I would sheet over with 18mm ply although I have sheeted with 12mm ply and had no comebacks (depends on how flat and solid you get the floor boards). Prime the ply with a suitable primer, many manufaturers reccomend you prime under side of ply as well as the sides. Leave a small gap between any joining sheets of ply (2 or 3mm) and fill gaps with Silicon. I would screw at 150-200 centres ensuring that all screws are countersunk.

Then tile with your chosen tile.

Its better to have a slight step into the kitchen if it means you get a quality installation.
 
Last edited by a moderator:
D

DHTiling

Hi,

Many tiles in my kitchen floor have cracked and a few have broken fully and the bits are loose (I've tried temporarily sticking them back down but it lasted less than a month). There is too little grout and most is cracked, so the floor is impossible to mop down. The tiles (horrible ugly pink ones) are pasted directly onto floorboards. :mad2: So it needs a complete re-fit.

I haven't inspected the floor underneath in detail, but it looks the same as the living room, where the floorboards around 20mm thick, not very even, and joists are between 35&40cm apart. It's a 1930s build. The boards are slightly springy, and give a little when you stand on them.

I've heard of some stuff called No More Ply, that's meant to give a very stiff flat floor covering and replace the more traditional 18mm ply I've been recommended to tile on. I really want to minimise the step into the kitchen, so it sounds ideal.
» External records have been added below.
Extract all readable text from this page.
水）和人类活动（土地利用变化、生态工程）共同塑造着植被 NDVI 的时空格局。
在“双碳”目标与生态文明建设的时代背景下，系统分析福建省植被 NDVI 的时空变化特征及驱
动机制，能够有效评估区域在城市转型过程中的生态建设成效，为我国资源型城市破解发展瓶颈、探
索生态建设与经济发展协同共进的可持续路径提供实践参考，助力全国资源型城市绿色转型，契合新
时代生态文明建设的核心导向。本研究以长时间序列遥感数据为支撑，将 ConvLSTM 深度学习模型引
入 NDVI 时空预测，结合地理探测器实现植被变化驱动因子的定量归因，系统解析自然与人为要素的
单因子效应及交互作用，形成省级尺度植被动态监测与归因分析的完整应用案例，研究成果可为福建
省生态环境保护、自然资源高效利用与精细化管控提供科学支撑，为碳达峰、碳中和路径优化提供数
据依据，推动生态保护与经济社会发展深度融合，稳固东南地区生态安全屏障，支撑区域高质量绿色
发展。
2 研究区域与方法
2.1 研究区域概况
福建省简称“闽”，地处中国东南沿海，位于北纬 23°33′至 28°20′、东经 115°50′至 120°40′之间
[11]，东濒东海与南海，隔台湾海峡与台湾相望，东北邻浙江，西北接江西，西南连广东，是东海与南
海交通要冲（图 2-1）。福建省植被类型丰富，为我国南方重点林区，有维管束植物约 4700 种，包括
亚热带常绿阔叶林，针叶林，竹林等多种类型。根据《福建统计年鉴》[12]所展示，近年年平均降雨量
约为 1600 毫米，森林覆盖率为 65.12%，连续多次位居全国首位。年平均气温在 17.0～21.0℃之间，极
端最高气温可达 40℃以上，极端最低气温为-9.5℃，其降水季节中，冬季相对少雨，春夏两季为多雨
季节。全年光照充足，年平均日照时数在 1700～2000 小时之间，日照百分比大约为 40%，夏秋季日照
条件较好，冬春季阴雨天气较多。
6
Has anyone got any good or bad experiences of this? The cupboards and white goods make a fairly fiddly profile to cut - Does anyone have any tips on how to cut corners into the board? (if you do what the manufacturers suggest, scoring in a line then breaking, you can only get straight line breaks)

I am also looking into the different types of tile. Slate/ceramic/marble all seem around £20/m2. Other than cost & the missus's taste, are there any other things I need to take into account? (e.g. are some easier to cut to size than others, are some easier to clean in the long run, are some easier to stick down?)

Think I've got a long way to go still so won't ask about adhesives just yet!

Any help would be very gratefully received - I'm a complete novice at this.

Frank


Firstly you need to remove the tiles and inspect the floor and see why it is deflecting, it could be loose boards or insufficent depth joists...

Have a look and then come back and tell us what you have...it is pure guess work till you investigate..:thumbsup:
 
T

tfs

Any natural product would be much tougher to cut e.g. slate and marble etc. Ceramic would be easier to cut but doesn't realy have the great looks of natural stone. Ceramic can be cut easily with a standard tile cutter where as stone would need to be done with a wet saw.

Stone tiles will need to be sealed prior to grouting and can be sealed again after grouting also.
 
T

tfs

Firstly you need to remove the tiles and inspect the floor and see why it is deflecting, it could be loose boards or insufficent depth joists...

Have a look and then come back and tell us what you have...it is pure guess work till you investigate..:thumbsup:

I agree with Dave mate! It may be that you need to pack under some floor board etc. If you lift some of the floor boards you will get a good idea as to whether or not that is the case. It will also aloow you to see where any plumbing is and can mark this on the top side of the floor boards to ensure that you do not screw into them.

Have a look and let us know how you get on and someone will be able to give you some sound advice.